4. Meals on Wheels Pushback: Granny Will be Fine

National Review and Reason magazine -- both from the fact-based wing of the Red Media -- pushed back against widespread media coverage of budget cuts that alleged that Trump’s proposal to defund Community Development Block Grants would result in devastating cuts to Meals on Wheels, which brings meals to the homebound elderly.

As both articles pointed out, Meals on Wheels only gets a small fraction of its money from the block grants. About a third comes from the Older Americans Act, which has not yet been targeted by Trump or House Speaker Paul Ryan. Much of the rest comes from private donations and other sources.

As a former New York Times reporter who has written budget stories on deadline, I’ll allow that it is challenging to get the numbers right. But National Review had this warning about bias:

“For many editors, “Administration wants to zero out Meals on Wheels” made good, emotionally satisfying copy — too good to check. But around the country, in coming days, thousands of persons touched by the program are likely to ask their visiting community member or supervisor whether it’s really true that they’re going to do away with the Meals on Wheels program, the way the man on TV or the lady on Facebook said. And after they hear a fuller explanation, they might decide that they trust news reports a little less.”

5. Poll Watch: Mixed Bag

Two new national polls were out on Sunday and they were a mixed bag for the president

According to Gallup,Trump's approval rating has sunk to 37 percent-- a record low. For context, at this point in his presidency, Obama’s approval rating was 63 percent.
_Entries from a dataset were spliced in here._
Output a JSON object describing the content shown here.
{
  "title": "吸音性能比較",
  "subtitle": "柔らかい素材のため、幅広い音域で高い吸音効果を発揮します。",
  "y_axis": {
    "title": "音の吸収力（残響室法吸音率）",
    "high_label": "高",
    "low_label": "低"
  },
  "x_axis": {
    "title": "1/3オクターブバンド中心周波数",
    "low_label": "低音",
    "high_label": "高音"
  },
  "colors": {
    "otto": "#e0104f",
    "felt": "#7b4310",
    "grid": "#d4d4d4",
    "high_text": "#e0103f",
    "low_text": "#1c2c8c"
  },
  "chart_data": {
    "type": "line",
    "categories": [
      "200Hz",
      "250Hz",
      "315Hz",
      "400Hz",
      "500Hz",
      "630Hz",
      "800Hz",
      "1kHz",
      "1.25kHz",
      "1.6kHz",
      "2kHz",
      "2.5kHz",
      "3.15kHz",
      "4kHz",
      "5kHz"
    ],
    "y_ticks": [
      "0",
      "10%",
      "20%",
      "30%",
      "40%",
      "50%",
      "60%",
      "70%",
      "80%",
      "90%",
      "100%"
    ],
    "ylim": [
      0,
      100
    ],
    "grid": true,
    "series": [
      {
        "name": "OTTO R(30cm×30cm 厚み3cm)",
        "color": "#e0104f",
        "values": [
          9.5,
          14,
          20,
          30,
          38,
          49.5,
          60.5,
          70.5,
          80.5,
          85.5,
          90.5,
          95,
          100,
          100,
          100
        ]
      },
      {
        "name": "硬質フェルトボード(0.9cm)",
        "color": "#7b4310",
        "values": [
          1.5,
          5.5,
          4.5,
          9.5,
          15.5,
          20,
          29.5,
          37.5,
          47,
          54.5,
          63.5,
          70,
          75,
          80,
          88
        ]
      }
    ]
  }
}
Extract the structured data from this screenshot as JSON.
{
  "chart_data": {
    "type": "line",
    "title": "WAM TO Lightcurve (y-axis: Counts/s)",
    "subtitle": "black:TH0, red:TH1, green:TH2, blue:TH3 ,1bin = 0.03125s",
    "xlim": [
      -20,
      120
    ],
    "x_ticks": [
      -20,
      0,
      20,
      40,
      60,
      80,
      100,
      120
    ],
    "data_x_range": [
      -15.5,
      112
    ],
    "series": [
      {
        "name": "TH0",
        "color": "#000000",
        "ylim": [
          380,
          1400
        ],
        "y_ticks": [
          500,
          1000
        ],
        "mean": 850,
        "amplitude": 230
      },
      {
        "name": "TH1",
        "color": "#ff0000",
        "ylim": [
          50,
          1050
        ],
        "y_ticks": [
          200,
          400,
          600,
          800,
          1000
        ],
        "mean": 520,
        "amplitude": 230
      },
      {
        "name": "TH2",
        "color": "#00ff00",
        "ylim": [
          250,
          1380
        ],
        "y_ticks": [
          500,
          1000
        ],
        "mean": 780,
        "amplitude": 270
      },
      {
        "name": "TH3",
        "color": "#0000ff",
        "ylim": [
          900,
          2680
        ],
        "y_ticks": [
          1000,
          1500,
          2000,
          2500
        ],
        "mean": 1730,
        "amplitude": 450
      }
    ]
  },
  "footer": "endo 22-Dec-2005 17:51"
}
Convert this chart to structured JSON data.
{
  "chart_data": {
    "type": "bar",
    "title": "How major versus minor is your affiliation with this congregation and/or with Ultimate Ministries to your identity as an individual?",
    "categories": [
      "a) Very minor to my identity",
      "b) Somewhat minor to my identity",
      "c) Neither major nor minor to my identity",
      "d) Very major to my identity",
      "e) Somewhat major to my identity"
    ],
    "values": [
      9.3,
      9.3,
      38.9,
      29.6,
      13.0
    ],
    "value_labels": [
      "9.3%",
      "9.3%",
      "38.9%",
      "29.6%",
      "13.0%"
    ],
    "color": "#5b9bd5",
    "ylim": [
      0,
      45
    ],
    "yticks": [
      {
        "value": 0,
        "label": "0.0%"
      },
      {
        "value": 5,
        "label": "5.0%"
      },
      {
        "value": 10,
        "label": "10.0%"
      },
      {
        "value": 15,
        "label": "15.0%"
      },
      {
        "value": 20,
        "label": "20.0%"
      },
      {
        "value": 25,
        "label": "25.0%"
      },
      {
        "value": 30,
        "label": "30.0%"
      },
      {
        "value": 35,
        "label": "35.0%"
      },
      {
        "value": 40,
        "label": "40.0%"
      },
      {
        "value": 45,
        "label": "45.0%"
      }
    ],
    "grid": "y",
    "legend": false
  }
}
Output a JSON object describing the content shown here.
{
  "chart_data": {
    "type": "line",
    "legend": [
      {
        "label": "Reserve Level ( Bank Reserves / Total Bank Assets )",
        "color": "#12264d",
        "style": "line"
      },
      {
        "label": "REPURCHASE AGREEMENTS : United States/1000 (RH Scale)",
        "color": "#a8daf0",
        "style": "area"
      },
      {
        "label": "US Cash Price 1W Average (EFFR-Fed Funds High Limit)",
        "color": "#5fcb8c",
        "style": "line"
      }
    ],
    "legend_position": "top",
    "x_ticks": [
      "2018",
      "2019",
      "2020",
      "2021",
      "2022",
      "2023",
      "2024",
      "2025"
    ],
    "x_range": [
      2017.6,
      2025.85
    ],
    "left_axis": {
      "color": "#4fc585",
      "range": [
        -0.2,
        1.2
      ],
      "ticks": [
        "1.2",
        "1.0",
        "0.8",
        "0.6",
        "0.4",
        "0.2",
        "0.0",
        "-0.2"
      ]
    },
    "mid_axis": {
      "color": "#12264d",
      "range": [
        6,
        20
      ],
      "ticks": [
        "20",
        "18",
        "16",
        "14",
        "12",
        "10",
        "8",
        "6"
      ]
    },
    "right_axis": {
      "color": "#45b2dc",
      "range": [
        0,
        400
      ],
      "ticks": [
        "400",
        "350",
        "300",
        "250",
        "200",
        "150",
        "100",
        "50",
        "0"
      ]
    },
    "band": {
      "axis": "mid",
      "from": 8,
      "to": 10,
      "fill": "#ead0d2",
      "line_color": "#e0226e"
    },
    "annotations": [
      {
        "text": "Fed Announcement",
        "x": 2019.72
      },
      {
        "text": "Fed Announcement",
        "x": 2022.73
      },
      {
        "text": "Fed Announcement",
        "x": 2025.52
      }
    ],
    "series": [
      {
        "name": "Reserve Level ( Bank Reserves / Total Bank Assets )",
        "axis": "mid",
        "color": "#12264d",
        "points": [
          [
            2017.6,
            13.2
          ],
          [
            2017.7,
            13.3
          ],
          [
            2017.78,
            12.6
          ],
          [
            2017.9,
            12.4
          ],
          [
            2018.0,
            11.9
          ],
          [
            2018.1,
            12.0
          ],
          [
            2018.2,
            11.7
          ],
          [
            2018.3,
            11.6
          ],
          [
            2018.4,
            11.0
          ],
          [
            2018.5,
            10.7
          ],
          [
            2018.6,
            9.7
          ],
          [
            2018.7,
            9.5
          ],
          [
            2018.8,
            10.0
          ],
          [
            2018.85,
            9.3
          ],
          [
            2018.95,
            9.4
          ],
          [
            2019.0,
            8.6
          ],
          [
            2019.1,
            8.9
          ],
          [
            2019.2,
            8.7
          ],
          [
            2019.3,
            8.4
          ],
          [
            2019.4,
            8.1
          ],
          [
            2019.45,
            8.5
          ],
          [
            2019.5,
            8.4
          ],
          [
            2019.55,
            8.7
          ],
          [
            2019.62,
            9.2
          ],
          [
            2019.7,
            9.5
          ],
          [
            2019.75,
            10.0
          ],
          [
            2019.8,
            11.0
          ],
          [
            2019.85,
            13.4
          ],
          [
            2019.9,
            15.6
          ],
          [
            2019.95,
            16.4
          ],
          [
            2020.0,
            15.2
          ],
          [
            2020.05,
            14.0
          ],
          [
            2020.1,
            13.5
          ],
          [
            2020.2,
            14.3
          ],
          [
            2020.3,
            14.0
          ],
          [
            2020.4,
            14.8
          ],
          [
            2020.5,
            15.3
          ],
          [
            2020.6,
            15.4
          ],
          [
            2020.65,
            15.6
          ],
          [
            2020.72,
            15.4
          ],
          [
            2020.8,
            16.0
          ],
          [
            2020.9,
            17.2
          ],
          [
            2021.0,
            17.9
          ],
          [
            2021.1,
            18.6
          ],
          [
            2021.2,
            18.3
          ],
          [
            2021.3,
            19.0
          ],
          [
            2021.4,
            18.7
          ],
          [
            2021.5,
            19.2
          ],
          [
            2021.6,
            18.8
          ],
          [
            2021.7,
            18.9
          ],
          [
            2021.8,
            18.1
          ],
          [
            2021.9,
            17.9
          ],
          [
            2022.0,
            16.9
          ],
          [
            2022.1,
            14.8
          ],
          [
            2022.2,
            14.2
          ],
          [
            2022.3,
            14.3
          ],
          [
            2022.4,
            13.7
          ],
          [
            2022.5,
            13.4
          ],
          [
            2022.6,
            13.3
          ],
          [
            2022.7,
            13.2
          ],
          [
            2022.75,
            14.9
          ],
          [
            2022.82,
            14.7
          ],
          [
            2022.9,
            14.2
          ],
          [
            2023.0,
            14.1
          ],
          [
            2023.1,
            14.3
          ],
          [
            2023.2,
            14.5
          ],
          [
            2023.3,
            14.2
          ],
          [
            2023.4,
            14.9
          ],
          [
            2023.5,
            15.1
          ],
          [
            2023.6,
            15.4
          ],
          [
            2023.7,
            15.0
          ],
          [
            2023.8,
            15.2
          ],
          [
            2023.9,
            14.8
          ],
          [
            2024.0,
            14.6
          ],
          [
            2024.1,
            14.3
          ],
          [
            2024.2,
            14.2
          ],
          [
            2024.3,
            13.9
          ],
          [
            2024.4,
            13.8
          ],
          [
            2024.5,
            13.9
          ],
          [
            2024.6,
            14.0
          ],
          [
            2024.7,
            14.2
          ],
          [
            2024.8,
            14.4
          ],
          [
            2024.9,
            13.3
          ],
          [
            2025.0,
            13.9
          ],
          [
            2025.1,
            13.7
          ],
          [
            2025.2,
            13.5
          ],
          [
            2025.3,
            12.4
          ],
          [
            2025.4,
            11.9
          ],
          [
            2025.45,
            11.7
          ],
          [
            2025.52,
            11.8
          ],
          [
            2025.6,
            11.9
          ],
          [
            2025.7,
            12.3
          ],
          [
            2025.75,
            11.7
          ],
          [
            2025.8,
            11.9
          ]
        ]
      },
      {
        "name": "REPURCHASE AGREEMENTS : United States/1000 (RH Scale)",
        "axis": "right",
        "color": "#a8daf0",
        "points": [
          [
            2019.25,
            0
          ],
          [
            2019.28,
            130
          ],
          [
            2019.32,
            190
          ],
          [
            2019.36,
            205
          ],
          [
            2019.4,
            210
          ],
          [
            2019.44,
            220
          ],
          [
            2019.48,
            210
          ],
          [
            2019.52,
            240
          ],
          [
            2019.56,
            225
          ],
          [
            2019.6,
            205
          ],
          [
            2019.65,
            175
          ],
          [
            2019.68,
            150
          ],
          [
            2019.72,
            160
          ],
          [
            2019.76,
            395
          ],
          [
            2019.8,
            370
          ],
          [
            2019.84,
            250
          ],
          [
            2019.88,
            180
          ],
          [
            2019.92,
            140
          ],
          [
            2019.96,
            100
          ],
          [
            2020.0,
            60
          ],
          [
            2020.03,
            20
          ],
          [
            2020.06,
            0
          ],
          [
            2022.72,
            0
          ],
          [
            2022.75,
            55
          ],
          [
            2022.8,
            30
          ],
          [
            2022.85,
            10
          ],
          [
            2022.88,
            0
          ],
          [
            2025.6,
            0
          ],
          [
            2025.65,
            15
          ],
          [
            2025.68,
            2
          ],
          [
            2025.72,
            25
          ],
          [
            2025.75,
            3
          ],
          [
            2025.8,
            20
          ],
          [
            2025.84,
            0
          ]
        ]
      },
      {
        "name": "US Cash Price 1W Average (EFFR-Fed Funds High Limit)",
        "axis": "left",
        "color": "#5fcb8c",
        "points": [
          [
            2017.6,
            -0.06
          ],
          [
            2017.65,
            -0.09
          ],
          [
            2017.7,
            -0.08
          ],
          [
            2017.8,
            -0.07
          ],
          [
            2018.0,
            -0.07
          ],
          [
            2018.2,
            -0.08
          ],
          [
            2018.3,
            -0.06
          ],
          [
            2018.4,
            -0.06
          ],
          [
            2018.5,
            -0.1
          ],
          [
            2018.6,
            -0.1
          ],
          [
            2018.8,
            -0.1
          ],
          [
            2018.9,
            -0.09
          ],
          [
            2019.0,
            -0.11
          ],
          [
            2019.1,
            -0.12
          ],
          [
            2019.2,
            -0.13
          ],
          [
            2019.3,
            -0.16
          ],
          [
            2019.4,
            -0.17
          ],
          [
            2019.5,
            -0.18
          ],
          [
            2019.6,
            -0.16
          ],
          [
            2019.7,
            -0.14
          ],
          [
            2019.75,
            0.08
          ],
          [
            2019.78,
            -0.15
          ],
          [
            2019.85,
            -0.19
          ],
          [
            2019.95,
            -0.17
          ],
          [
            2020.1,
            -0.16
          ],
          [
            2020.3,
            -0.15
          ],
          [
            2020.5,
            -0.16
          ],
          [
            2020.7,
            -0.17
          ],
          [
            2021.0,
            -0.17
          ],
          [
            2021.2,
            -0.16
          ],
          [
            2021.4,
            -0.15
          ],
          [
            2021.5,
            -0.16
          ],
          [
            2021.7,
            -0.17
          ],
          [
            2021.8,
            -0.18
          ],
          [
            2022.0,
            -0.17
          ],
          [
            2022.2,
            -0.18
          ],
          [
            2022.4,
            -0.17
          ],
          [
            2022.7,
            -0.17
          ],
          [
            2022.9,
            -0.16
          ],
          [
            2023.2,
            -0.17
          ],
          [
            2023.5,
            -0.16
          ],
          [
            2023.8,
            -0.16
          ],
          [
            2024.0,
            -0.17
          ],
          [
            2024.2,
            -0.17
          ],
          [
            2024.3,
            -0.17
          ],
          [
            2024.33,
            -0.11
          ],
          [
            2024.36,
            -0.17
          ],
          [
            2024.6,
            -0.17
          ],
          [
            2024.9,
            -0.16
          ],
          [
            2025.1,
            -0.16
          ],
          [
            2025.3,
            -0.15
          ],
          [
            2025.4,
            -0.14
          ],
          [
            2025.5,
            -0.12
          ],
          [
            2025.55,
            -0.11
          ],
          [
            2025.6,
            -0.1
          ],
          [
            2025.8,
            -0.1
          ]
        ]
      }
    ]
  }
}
A CBS poll painted a more positive picture for the president. It showed he retained solid support among poll responders who self-identified as Trump believers. He maintained this strong support even though many of his backers have not yet made up their minds on Repeal and Replace. However, the poll did show that 67 percent of his strongest supporters believe his claims that he was wiretapped and 80 percent believe he is an accurate source of information.

What We’re Watching: 
Meanwhile, the AP cites a GenForward poll which shows that 57% of young adults 18-30 see Trump’s presidency as illegitimate and only 22% approve of the job he’s doing. Moreover, just a quarter of young Americans have a favorable view of the Republican party on the whole. The Democratic party, however, performs better. Young people are more likely to have a favorable than an unfavorable view of the Democratic Party by a 47 percent to 36 percent margin. But it is also worth mentioning that just 14 percent say they have a strongly favorable view of the Democrats.